20 Generalized Additive Models as continuous random effects
The purpose of this note is to give an intuition about what generalized additive models (GAMs) are and, more importantly, when can they be handy for causal inferences. Thus, I will leave most mathematical details out1.
20.1 Generalized Additive Models: An Über-brief Introduction
Imagine that you have a (completely made up!) data set shown aboe that describes probability of consuming an ice-cream as a function of age. As you can see, it is twisty curve, so a simpler linear regression won’t do. If we do not have an idea about the process(es) that generated this data, we might at least smooth it to see the underlying relationship more clearly. You can do this in a number of ways using a running median, loess, etc., but we will focus on GAMs as they have an advantage of being (generalized) linear models, which makes it easy to incorporate them into bigger generalized linear models.
The idea of the GAM is to approximate a dependence as a sum of basis functions. In the example below, all basis functions are identical but cover different parts of the space. However, you can have it the other way around with different basis functions covering identical (the entire) space.
In the example below, basis functions are cubic regression splines that are centered on “knots”. Each tent has its own coefficient that determines its height and, also, the transition between knots. A wigliness parameter determines how different coefficients can be, the more different they are, the wigglier will be the line, hence the name. Accordingly, wigliness of zero produces a straight horizontal line (all coefficients must be the same). Wigliness of infinity means that coefficients can take any value and fit the data as closely as possible. As you can see, smoothing makes it much easier to see the underlying relationship.
20.2 What are GAMs good for?
As mentioned above, GAMs are just smoothers. They approximate a smooth relationship in the data without any knowledge or assumptions about a generative process behind it. As such they have at least two clear usage cases: an exploratory data analysis and generating predictions. In the former case, the shape of the smoothed line might hint at the underlying mechanisms and facilitate development of a causal model. In the latter case, as long as we stick to interpolation, we can use smoothed line to predict unobserved values for future use.

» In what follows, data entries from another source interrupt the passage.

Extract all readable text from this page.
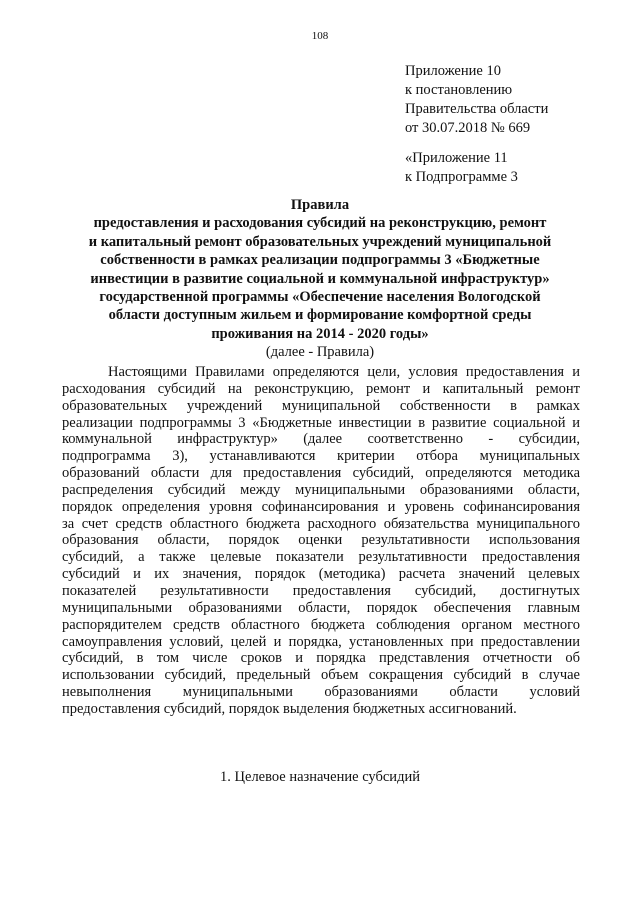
108
Приложение 10
к постановлению
Правительства области
от 30.07.2018 № 669
«Приложение 11
к Подпрограмме 3
Правила
предоставления и расходования субсидий на реконструкцию, ремонт
и капитальный ремонт образовательных учреждений муниципальной
собственности в рамках реализации подпрограммы 3 «Бюджетные
инвестиции в развитие социальной и коммунальной инфраструктур»
государственной программы «Обеспечение населения Вологодской
области доступным жильем и формирование комфортной среды
проживания на 2014 - 2020 годы»
(далее - Правила)
Настоящими Правилами определяются цели, условия предоставления и
расходования субсидий на реконструкцию, ремонт и капитальный ремонт
образовательных учреждений муниципальной собственности в рамках
реализации подпрограммы 3 «Бюджетные инвестиции в развитие социальной и
коммунальной инфраструктур» (далее соответственно - субсидии,
подпрограмма 3), устанавливаются критерии отбора муниципальных
образований области для предоставления субсидий, определяются методика
распределения субсидий между муниципальными образованиями области,
порядок определения уровня софинансирования и уровень софинансирования
за счет средств областного бюджета расходного обязательства муниципального
образования области, порядок оценки результативности использования
субсидий, а также целевые показатели результативности предоставления
субсидий и их значения, порядок (методика) расчета значений целевых
показателей результативности предоставления субсидий, достигнутых
муниципальными образованиями области, порядок обеспечения главным
распорядителем средств областного бюджета соблюдения органом местного
самоуправления условий, целей и порядка, установленных при предоставлении
субсидий, в том числе сроков и порядка представления отчетности об
использовании субсидий, предельный объем сокращения субсидий в случае
невыполнения муниципальными образованиями области условий
предоставления субсидий, порядок выделения бюджетных ассигнований.
1. Целевое назначение субсидий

But what about causal inference? Can GAMs be useful for in this case? Yes, they can play a useful and obvious role. But to make this “obvious” obvious, we must take a detour and talk about random factors.

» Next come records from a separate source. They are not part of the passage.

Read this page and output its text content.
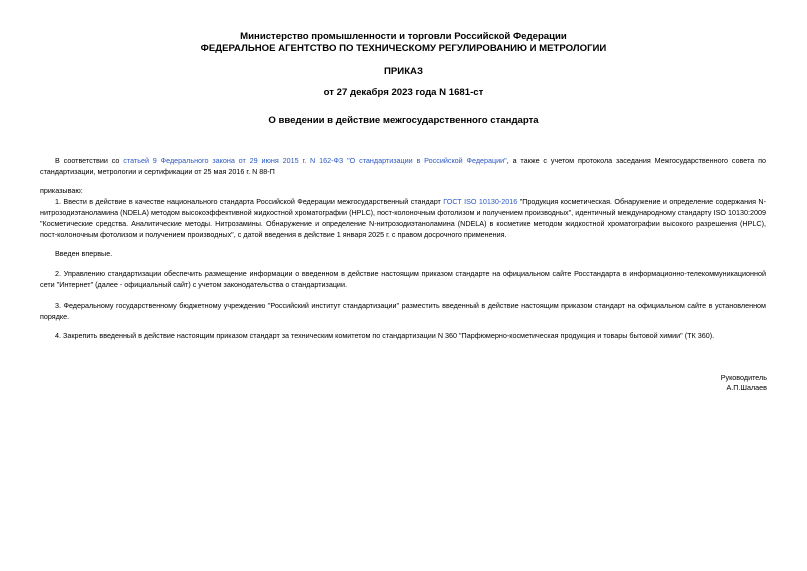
Министерство промышленности и торговли Российской Федерации
ФЕДЕРАЛЬНОЕ АГЕНТСТВО ПО ТЕХНИЧЕСКОМУ РЕГУЛИРОВАНИЮ И МЕТРОЛОГИИ
ПРИКАЗ
от 27 декабря 2023 года N 1681-ст
О введении в действие межгосударственного стандарта
В соответствии со статьей 9 Федерального закона от 29 июня 2015 г. N 162-ФЗ "О стандартизации в Российской Федерации", а также с учетом протокола заседания Межгосударственного совета по стандартизации, метрологии и сертификации от 25 мая 2016 г. N 88-П
приказываю:
1. Ввести в действие в качестве национального стандарта Российской Федерации межгосударственный стандарт ГОСТ ISO 10130-2016 "Продукция косметическая. Обнаружение и определение содержания N-нитрозодиэтаноламина (NDELA) методом высокоэффективной жидкостной хроматографии (HPLC), пост-колоночным фотолизом и получением производных", идентичный международному стандарту ISO 10130:2009 "Косметические средства. Аналитические методы. Нитрозамины. Обнаружение и определение N-нитрозодиэтаноламина (NDELA) в косметике методом жидкостной хроматографии высокого разрешения (HPLC), пост-колоночным фотолизом и получением производных", с датой введения в действие 1 января 2025 г. с правом досрочного применения.
Введен впервые.
2. Управлению стандартизации обеспечить размещение информации о введенном в действие настоящим приказом стандарте на официальном сайте Росстандарта в информационно-телекоммуникационной сети "Интернет" (далее - официальный сайт) с учетом законодательства о стандартизации.
3. Федеральному государственному бюджетному учреждению "Российский институт стандартизации" разместить введенный в действие настоящим приказом стандарт на официальном сайте в установленном порядке.
4. Закрепить введенный в действие настоящим приказом стандарт за техническим комитетом по стандартизации N 360 "Парфюмерно-косметическая продукция и товары бытовой химии" (ТК 360).
Руководитель
А.П.Шалаев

20.3 Covariates / random factors
Imagine that we have data on ice-cream consumption and, among other things, we measured respondents’ eye color. What you find is that people with different eye color tend to consume different amount of ice-cream (on average). Why? It is a made-up example, so I do not know. But it could be genetic, same group of genes being responsible for eye color and ice-cream craving. Or it could be something else. Point is, we do not have a good (or any) causal model of a generative process that would link these two variables. Because of that we are not really interested in this link but we also cannot ignore it. Any systematic relationship that we ignore will we leave unexplained variance that, it turn, will make it harder for us to see a causal effect for predictors that we are interested in. What do we do? We include eye color either as a covariate (fixed effect) or a random effect. For frequentist models, the difference is whether intercept for each group are estimated independently (the former, flat priors, no shrinkage) or by pooling information across groups (the latter, produces shrinkage). For Bayesian models, the difference is between fixed (covariates) and adaptative (random effect) priors. Still, the idea is to stress that we have no idea why this particular variable is correlated with the outcome and that we have no causal generative model.
20.4 GAMs as continuous random factors
Let us get back to ice-cream consumption as a function of age. It is easy to that we are in the same situation as with eye color: We have no idea about the generative process but the dependence is strong and should not be ignored. Thus, we must include age in the bigger model, even if we do not care how the age causes ice-cream consumption. But how can we do it? The relationship is not linear or even monotonic, so we cannot use age as a linear covariate. And, unlike categorical data for eye color, the data is continuous and we do not have well-defined few levels to estimate values for (unless we introduce some artificial discrete levels). Plus, the latter approach would actually ignore the dependence, because will ignore the fact that nearby levels should be more similar than more distance ones. So, what do we do?
It is GAMs to the rescue! By pooling information from nearby data samples, GAMs produce a smooth estimate for each age that can be used in the model. The smooth estimate is, effectively, a continuous random effect! Thus, you should use GAMs whenever you have a continuous variable that is correlated with an outcome, you have no idea about the underlying causal link but the relationship is not simple and monotonic enough to use conventional methods.